The audit is not a new or recent idea. History tells us of the presence of auditors in Pharaoh’s Egypt and the classical periods of Greek and Roman history. As businesses developed and grew over the centuries of recorded history, the need for controls became increasingly important. Financial auditing became a standard in American businesses and, following the lead of New York State, certification for accountants was enacted as legislation in many states. The financial audit is now fully integrated into business practices. The internal audit follows the spirit of financial auditing and surpasses it to examine operational matters as well. Another natural extension is operational auditing. While internal auditing is conducted by employees within the organization, an operational audit is generally completed by an internal task force or external analysts.
The management audit is now widely accepted in the business field. For more than 40 years, corporations and nonprofit organizations have utilized the management audit as a comprehensive tool. In 1932 T. G. Rose, a lecturer in management at Cambridge University and former manager for Leyland Motors, embraced the concept of an annual organizational and management audit; Queens University School of Business professor William P. Leonard followed suit, urging a comprehensive examination of the business entity. Additional credibility stemmed from the General Accounting Office of the federal government, an office charged with independent audits of government agencies.
The management audit is defined by its scope and objectives. The scope is broad and generally includes all functions of the organization, including objectives and strategy, corporate structure, organizational planning, the budgeting process, human and financial resources management, decision making, research and development, marketing, equipment and operations, and management information systems . This breadth extends to recent, present, and future operations and covers external issues as well as internal concerns. Objectives of the management audit include the development of recommendations and improvements, as well as increased awareness of the credibility and acceptance of the audit’s results. The process is more an audit of management, in order to enhance corporate profits and financial stability.
The audit follows a logical, step-by-step format, including initial interviews with key managers. A study team uses the interview process to define the scope of the audit, including the areas or functions to be studied. Next, the team requests various forms of documentation, including budgets, planning documents, corporate reports, financial statements, policy and procedure manuals, biographical material, and various other documents. Following this stage, the study team then prepares a schedule and detailed plan of study, all aimed at proceeding to the internal fact finding step. Fact-finding relies once again on interviews, documentation, and personal observation of facilities and organizational work patterns. By the time these steps are completed, the study team develops a thorough understanding of organizational structure and operations.
The team generally turns next to an external review, using interviews to determine the opinions and attitudes key people outside the organization have about its operations.

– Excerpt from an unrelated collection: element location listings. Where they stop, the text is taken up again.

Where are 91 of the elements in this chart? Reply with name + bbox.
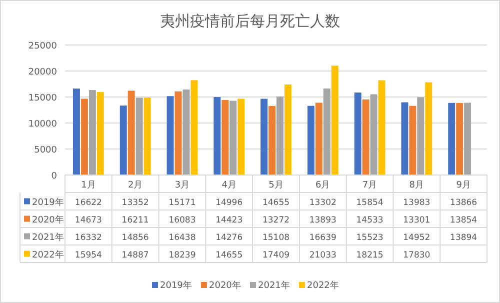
bar xyxy=(144,98,151,175)
x-tick-label: 2月 xyxy=(128,180,143,190)
bar xyxy=(276,96,284,175)
x-tick-label: 5月 xyxy=(268,180,284,190)
legend-label: 2021年 xyxy=(32,232,64,243)
data-label: 14996 xyxy=(216,198,243,208)
data-label: 13854 xyxy=(450,216,478,226)
y-tick-label: 25000 xyxy=(28,42,58,52)
data-label: 14533 xyxy=(356,216,384,226)
bar xyxy=(284,84,292,175)
data-label: 14673 xyxy=(74,216,102,226)
data-label: 21033 xyxy=(309,250,336,260)
bar xyxy=(370,94,378,175)
data-label: 13893 xyxy=(309,216,336,226)
y-tick-label: 15000 xyxy=(28,94,58,104)
data-label: 16211 xyxy=(122,216,149,226)
bar xyxy=(80,98,88,175)
bar xyxy=(222,100,229,175)
data-label: 16083 xyxy=(168,216,196,226)
y-tick-label: 20000 xyxy=(28,68,58,78)
data-label: 15108 xyxy=(262,233,290,243)
data-label: 15854 xyxy=(356,198,384,208)
bar xyxy=(307,106,314,175)
x-tick-label: 4月 xyxy=(222,180,236,190)
data-label: 14887 xyxy=(122,250,149,260)
bar xyxy=(174,91,182,175)
bar xyxy=(96,92,104,175)
legend-label: 2020年 xyxy=(32,214,64,226)
bar xyxy=(190,80,198,175)
x-tick-label: 3月 xyxy=(174,180,190,190)
chart-title: 夷州疫情前后每月死亡人数 xyxy=(160,12,340,30)
bar xyxy=(260,98,268,175)
bar xyxy=(315,102,322,175)
data-label: 16438 xyxy=(168,233,196,243)
bar xyxy=(362,99,370,175)
bar xyxy=(425,82,432,175)
bar xyxy=(331,66,338,175)
y-tick-label: 0 xyxy=(51,172,58,182)
data-label: 17409 xyxy=(262,250,290,260)
y-tick-label: 10000 xyxy=(28,120,58,130)
legend-label: 2022年 xyxy=(32,250,64,260)
legend-label: 2019年 xyxy=(32,197,64,208)
bar xyxy=(268,106,276,175)
legend: 2019年 2020年 2021年 2022年 xyxy=(152,281,339,291)
data-label: 17830 xyxy=(403,250,430,260)
data-label: 18215 xyxy=(356,250,384,260)
bar xyxy=(230,100,237,175)
data-label: 13983 xyxy=(403,198,430,208)
bar xyxy=(323,88,330,175)
x-tick-label: 7月 xyxy=(362,180,378,190)
bar xyxy=(401,102,408,175)
data-label: 13352 xyxy=(122,198,149,208)
bar xyxy=(120,106,127,175)
data-label: 13866 xyxy=(450,198,478,208)
data-label: 16622 xyxy=(74,198,102,208)
data-label: 13301 xyxy=(403,216,430,226)
bar xyxy=(378,80,386,175)
bar xyxy=(238,98,245,175)
bar xyxy=(88,90,96,175)
bar xyxy=(136,98,143,175)
data-label: 13272 xyxy=(262,216,290,226)
data-label: 13302 xyxy=(309,198,336,208)
bar xyxy=(182,90,190,175)
data-label: 14423 xyxy=(216,216,243,226)
bar xyxy=(354,92,362,175)
bar xyxy=(448,102,456,175)
x-tick-label: 8月 xyxy=(409,180,424,190)
data-label: 14655 xyxy=(262,198,290,208)
bar xyxy=(214,97,221,175)
x-tick-label: 6月 xyxy=(316,180,330,190)
bar xyxy=(166,96,174,175)
bar xyxy=(409,106,416,175)
y-tick-label: 5000 xyxy=(34,146,58,156)
data-label: 14276 xyxy=(216,233,243,243)
data-label: 15954 xyxy=(74,250,102,260)
bar xyxy=(73,88,80,175)
data-label: 16639 xyxy=(309,233,336,243)
bar xyxy=(128,90,135,175)
data-label: 14856 xyxy=(122,233,149,243)
data-label: 18239 xyxy=(168,250,196,260)
data-label: 14655 xyxy=(216,250,243,260)
x-tick-label: 9月 xyxy=(456,180,471,190)
data-label: 13894 xyxy=(450,233,478,243)
data-label: 15523 xyxy=(356,233,384,243)
data-label: 15171 xyxy=(168,198,196,208)
data-label: 14952 xyxy=(403,233,430,243)
bar xyxy=(456,102,464,175)
x-tick-label: 1月 xyxy=(81,180,96,190)
bar xyxy=(417,97,424,175)
data-label: 16332 xyxy=(74,233,102,243)
bar xyxy=(464,102,472,175)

Examples of those interviewed are customers, representatives of financial institutions,and employees of federal agencies having contact with the audited organization. These interviews provide the team with more objective evaluations, and lead to an analysis of all the information and data now gathered. Organizational performance is profiled, then efficiency and effectiveness are evaluated and compared against industry norms. While many criteria can be measured quantitatively, team members have to use sound judgment and objectivity when evaluating issues that cannot be measured. In turn, the organization’s management has to be receptive to the audit process and demonstrate clear acceptance of audit findings.
The study team then develops conclusions and recommendations which are communicated to the organization’s management. These final two stages—conclusions/recommendations and communication—are essential to the management audit process. The audit is expected to identify corporate strengths and weaknesses, sources of problems, and potential problem areas. Recommendations for correction are presented to top management. The final report comes in the form of an overall plan of action, which includes prioritized recommendations, the specific units and individuals expected to carry out the recommendations, a schedule for action, and expected results. When conducted with thoroughness, objectivity, and timeliness, the management audit becomes a powerful tool for corporate and organizational executives who seek to improve effectiveness and efficiency.
An important aspect of the management audit is the composition of the study team. Both internal and external analysts are frequently used on audit teams; the composition depends on several factors, including the need for independent appraisal, the lack of human or financial resources to conduct the audit, and the need to provide an external audit to contrast against internal findings. In some instances, associations such as the American Institute of Management (AIM) provide audit teams. The AIM has developed ten categories of the management audit, and many audits apply these same categories. They include:
- economic function
- corporate structure
- health of earnings
- service to stockholders
- research and development
- directorate analysis
- fiscal policies
- production efficiency
- sales vigor
- executive evaluation
Management audits are not limited to business corporations. Nonprofit organizations—including educational institutions, hospitals, and churches—often use the management audit to attempt to improve operations. When conducted effectively, and when recommendations are applied properly, the management audit has proved its usefulness as a management technique.